On a scale of 1 to 100, respected national organizations such as Big Brothers Big Sisters of America scored in the mid-70s to mid-80s, "while something called Jesus and Friends Ministry from California, a group with little more than a post office box," scored 89 and Pat Robertson's overseas aid organization, Operation Blessing, scored 95, according to Kuo.
"It was obvious that the ratings were a farce," he writes, adding that he and other White House aides feared that if the list became public, "it would show once and for all that the initiative was purely about paying off political friends for their support."

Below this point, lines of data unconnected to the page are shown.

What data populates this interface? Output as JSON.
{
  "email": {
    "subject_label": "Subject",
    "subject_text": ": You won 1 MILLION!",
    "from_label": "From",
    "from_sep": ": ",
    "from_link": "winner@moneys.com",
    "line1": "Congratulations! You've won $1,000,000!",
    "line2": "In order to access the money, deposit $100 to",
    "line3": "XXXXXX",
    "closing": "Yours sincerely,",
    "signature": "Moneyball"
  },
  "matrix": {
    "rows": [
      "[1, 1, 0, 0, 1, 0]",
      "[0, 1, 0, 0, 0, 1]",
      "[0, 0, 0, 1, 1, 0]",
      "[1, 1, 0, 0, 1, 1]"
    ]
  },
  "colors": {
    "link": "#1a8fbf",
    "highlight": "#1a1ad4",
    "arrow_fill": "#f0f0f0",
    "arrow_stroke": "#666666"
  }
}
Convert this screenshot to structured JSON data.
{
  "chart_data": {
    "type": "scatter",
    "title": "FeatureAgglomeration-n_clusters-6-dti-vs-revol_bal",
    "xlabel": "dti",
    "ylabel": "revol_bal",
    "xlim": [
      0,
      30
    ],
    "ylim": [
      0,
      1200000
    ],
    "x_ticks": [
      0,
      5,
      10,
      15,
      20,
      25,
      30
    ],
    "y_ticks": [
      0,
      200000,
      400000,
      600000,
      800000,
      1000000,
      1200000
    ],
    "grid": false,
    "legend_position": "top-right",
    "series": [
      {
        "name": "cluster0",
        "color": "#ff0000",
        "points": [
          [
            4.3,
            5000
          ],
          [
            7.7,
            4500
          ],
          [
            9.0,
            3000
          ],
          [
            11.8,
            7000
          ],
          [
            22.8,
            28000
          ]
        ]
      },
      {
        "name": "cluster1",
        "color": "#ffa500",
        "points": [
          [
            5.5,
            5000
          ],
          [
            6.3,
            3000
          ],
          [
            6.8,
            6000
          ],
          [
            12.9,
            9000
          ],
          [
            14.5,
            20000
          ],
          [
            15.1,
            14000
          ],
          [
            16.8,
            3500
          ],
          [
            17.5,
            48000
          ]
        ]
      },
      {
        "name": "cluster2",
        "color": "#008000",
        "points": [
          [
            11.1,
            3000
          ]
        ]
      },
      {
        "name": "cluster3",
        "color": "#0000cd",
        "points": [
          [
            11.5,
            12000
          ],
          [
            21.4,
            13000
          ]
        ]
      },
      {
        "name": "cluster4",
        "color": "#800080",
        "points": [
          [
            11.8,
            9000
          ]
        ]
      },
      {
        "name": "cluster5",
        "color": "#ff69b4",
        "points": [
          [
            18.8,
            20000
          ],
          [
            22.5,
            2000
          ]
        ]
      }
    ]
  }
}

Portions of Kuo's explosive book, which formally went on sale yesterday, were leaked last week by MSNBC. They brought heated denials from White House press secretary Tony Snow and other current and former Bush administration officials.
The book is full of insider anecdotes and details, many of which were not reported by MSNBC, and some of which can be read as defending rather than attacking the Bush White House.
In the case of the grant applications, for example, Kuo says that the ratings obviously favored conservative Christian groups but that the White House "really did have nothing to do with" it. The problem, he asserts, is that the "peer review" panel chosen by the Department of Health and Human Services came from the "faith-based policy world."